Sept Vénézuéliens et neuf Colombiens figurent parmi ces victimes, selon la presse. C'est «une manière d'opérer qui n'a jamais été vue auparavant dans la ville», selon le commandant de la police de Bogota.

Des maisons abattoirs

Il s'agit «d'homicides violents, de strangulations, [de meurtres, ndlr] avec arme à feu ou couteau», a déclaré à l'AFP le secrétaire à la sécurité pour la municipalité, qui parle d'actes réalisés avec «beaucoup de cruauté». Ces découvertes macabres ont été faites dans huit des 19 localités d'une capitale théâtre du crime organisé, mais qui reste cependant épargnée par le conflit armé sévissant depuis plus d'un demi-siècle dans les provinces.

Ces meurtres témoignent de la lutte sans merci à laquelle se livrent plusieurs groupes criminels «pour le contrôle des trafics illicites», en particulier la vente de drogues au détail et les extorsions, explique le secrétaire, qui prévient que cette guerre est en train de «s'intensifier».

El Tren de Aragua, une organisation criminelle transnationale née au Venezuela, ainsi qu'un autre gang vénézuélien, Los Maracuchos, et un troisième groupe dont le nom n'a pas été divulgué sont les protagonistes de cette violence hors normes. La police a ainsi confirmé l'existence dans la capitale de maisons «abattoirs» servant de lieu de torture.

Selon le secrétaire, les victimes sont toutes des membres des gangs belligérants. «Ils intimident par un modus operandi macabre».

Les gangs s'étendent

Selon le journal El Tiempo, une «cellule mafieuse mexicaine», proche du cartel de Sinaloa, complète le trio sanguinaire. La presse a également cité en tant qu'autre protagoniste une organisation colombienne, «Los Paisas».

Depuis 2021, les autorités surveillent la présence grandissante du Tren de Aragua à Bogota, où vivent environ un quart des 1,8 million de migrants vénézuéliens en Colombie. Ce gang redouté, aux tentacules internationales, est entré dans le pays via le département frontalier de Norte de Santander.

Au début, a expliqué à l'AFP Jeremy McDermott, codirecteur du groupe de réflexion sur le crime organisé InSight Crime, il «a pris le contrôle du territoire le long de la frontière et facturait des péages aux Vénézuéliens qui traversaient par les sentiers (trochas) illégaux».

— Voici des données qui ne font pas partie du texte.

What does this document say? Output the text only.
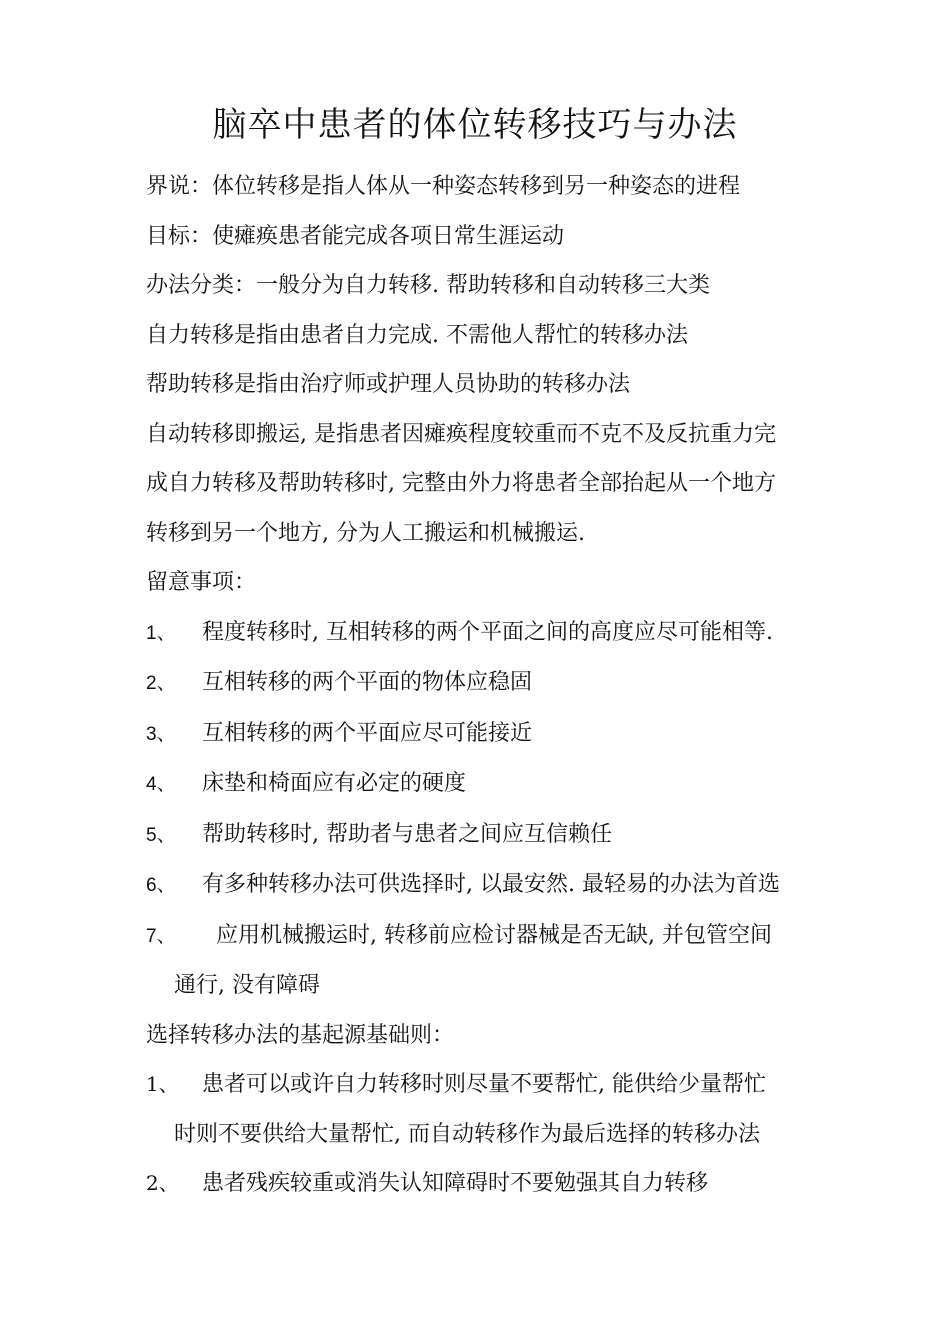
脑卒中患者的体位转移技巧与办法
界说：体位转移是指人体从一种姿态转移到另一种姿态的进程
目标：使瘫痪患者能完成各项日常生涯运动
办法分类：一般分为自力转移. 帮助转移和自动转移三大类
自力转移是指由患者自力完成. 不需他人帮忙的转移办法
帮助转移是指由治疗师或护理人员协助的转移办法
自动转移即搬运, 是指患者因瘫痪程度较重而不克不及反抗重力完
成自力转移及帮助转移时, 完整由外力将患者全部抬起从一个地方
转移到另一个地方, 分为人工搬运和机械搬运.
留意事项：
1、 程度转移时, 互相转移的两个平面之间的高度应尽可能相等.
2、 互相转移的两个平面的物体应稳固
3、 互相转移的两个平面应尽可能接近
4、 床垫和椅面应有必定的硬度
5、 帮助转移时, 帮助者与患者之间应互信赖任
6、 有多种转移办法可供选择时, 以最安然. 最轻易的办法为首选
7、 应用机械搬运时, 转移前应检讨器械是否无缺, 并包管空间
通行, 没有障碍
选择转移办法的基起源基础则：
1、 患者可以或许自力转移时则尽量不要帮忙, 能供给少量帮忙
时则不要供给大量帮忙, 而自动转移作为最后选择的转移办法
2、 患者残疾较重或消失认知障碍时不要勉强其自力转移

Suivant la vague de migration fuyant le Venezuela chaviste, il s'est implanté en Colombie «jusqu'au Panama et au Chili, facturant des frais de 'protection' [...] et essayant d'exploiter ou de recruter des migrants vulnérables», ajoute l'expert. Sa présence est signalée au Brésil, en Equateur et au Pérou.

«Une organisation puissante»

«C'est une organisation puissante», dont l'un des principaux cerveaux est Hector «Niño» Guerrero, incarcéré dans la prison vénézuélienne de Tocorón, note Ronna Risquez, chercheuse sur les groupes armés et la violence. Il y régnerait en maître sur ses codétenus. «Tout est géré depuis Tocorón», estime Mme Risquez.

Le démembrement est une pratique courante dans les prisons vénézuéliennes, selon le criminologue Mario Mármol. «Ils ont cet entraînement, ce trait de caractère pervers, et quand la situation le justifie, ils le mettent en oeuvre: mutilation, décapitation, corps criblés de balles. C'est leur marque de fabrique».

La brutalité démontrée en Colombie répond à «l'expérience criminelle de longue date» dans ce pays, qui «nécessite beaucoup de force, d'impact et de démonstration de cette cruauté» pour s'imposer, note Roberto Briceño-León, directeur de l'observatoire vénézuélien de la violence (OVV).

Plus discrets que Tren de Aragua, les Maracuchos sont arrivés en Colombie en 2019. La police colombienne a capturé cette semaine dix de ses membres présumés et réclame par l'intermédiaire d'Interpol cinq autres qui ont fui au Venezuela.